I grew up living a life where there was a lot of secret keeping. We didn't speak outside of our house about what went on within. At least, I didn't. I think that was the general unspoken message. I kind of grew up with the thinking that you keep your personal life, well, personal. The sad truth is that all of those secrets put quite a heavy load on a kid's heart and soul. They also cause walls upon walls to get erected because you don't want people to get too close and discover all that you've tried so hard to not reveal.
I had a lot of practice, so I got really good at keeping secrets. In fact, I'd say I'm pretty much the master of it. There are things that I know that could ultimately change the course of lives. But they aren't my secrets to tell.
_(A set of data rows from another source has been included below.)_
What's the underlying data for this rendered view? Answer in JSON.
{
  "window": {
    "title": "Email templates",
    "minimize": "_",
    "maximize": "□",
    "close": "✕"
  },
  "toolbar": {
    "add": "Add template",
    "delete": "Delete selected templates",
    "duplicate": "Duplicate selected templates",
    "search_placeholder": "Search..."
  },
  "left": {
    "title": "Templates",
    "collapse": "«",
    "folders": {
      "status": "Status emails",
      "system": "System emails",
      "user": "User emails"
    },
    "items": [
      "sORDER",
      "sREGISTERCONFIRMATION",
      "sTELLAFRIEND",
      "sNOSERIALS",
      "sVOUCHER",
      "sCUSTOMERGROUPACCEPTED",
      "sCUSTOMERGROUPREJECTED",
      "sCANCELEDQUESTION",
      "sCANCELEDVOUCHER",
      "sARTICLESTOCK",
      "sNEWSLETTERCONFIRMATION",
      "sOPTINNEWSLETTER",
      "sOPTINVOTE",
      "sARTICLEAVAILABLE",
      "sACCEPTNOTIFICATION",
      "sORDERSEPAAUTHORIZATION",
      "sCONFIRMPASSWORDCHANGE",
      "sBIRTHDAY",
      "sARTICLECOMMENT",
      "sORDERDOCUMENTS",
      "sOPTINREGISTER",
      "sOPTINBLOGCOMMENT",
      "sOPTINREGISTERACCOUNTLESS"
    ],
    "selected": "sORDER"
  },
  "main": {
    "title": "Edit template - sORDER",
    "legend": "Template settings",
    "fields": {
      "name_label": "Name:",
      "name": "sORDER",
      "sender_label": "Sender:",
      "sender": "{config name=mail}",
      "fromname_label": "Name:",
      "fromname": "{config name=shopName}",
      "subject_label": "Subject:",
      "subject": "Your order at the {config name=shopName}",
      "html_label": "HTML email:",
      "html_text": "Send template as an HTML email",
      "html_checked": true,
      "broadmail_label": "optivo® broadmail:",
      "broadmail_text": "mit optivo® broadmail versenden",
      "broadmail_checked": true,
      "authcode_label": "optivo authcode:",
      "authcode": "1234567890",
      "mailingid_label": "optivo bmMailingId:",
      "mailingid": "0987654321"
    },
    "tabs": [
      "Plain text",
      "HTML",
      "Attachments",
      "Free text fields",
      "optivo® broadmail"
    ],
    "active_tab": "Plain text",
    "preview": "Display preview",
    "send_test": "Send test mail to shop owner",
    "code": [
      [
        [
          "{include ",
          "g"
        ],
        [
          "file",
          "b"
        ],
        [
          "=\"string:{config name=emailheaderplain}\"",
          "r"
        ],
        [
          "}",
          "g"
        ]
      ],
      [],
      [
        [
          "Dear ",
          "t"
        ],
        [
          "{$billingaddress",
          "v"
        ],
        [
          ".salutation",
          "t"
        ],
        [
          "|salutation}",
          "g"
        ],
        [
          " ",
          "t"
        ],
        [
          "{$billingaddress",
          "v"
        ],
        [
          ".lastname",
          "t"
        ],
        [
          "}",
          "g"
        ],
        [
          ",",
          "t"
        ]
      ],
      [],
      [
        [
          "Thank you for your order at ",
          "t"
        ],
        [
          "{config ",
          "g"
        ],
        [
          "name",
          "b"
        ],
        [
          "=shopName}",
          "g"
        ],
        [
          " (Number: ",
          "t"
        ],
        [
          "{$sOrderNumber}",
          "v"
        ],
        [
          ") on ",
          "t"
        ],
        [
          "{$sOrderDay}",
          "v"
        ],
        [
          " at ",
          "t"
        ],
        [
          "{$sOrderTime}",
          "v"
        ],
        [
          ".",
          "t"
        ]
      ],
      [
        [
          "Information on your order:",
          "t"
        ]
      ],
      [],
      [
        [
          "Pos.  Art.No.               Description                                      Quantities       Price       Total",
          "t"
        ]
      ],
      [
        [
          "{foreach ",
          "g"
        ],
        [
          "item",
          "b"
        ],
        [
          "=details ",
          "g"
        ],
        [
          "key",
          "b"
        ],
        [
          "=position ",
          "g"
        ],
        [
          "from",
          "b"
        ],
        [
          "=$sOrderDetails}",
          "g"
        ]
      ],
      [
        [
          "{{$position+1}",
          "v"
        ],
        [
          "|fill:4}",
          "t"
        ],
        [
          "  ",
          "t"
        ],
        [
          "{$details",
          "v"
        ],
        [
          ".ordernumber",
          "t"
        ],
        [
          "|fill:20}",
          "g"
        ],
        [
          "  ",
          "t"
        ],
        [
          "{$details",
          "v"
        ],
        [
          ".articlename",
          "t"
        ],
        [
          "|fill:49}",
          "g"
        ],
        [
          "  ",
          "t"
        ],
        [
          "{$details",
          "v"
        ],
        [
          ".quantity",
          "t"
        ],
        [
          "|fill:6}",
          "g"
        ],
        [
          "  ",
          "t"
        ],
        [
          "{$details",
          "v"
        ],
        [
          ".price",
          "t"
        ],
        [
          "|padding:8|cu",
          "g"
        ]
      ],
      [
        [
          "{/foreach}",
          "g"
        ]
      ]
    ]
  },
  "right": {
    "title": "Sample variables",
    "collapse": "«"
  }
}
The thing about secrets is that, eventually, they always come out in some way, shape or form. Part of that is because not everyone is great at keeping them. There are those that DELIGHT, frankly, in revealing every sordid detail they know about every single person they know. There are also weepy confessions and guilty consciences by others who can no longer go on with the tales they've stuck to in the past. There is also crazy coincidence that sometimes lets the secret get blown wide open unintentionally. Some people call that Karma, but I don't really believe in that. If it existed, there would be a hell of a lot more people getting a hell of a lot more coming to them-and it doesn't happen because they are still going about their merry ways.
There are good secrets, too, of course. Plans for birthdays fall in this category, trips surreptitiously scheduled, babies whose gender isn't revealed 'til the last minute. When life gives us these great secret reveals, it's like the world is trying to balance out all of the crummy secrets we've had to keep under our hats in the past.
There are also secrets that need to be kept for a time until one has all of the info. There's no point in telling the world a half of something until you can sit down with all of the facts. Those kind of secrets are necessary ones and usually cover health, financial or marital worries.
However, most often when someone leans forward and conspires in a whisper with a "You wanna know a secret?" my heart always immediately sighs. You know what? I really, really don't. It's a burden to carry all of those secrets around for others when I've also got my own. I'm talking about gossipy secrets here-not the good kind or the private need for help kind. I'm very open to receiving those!
My own opinion is that no good can generally come from keeping a secret. If you need to keep something hidden, you probably shouldn't be doing it, thinking it, saying it, planning it or allowing it. Keep your personal life personal, keep your secrets to happy surprises and we'll all walk a little taller and our hearts will feel a little lighter.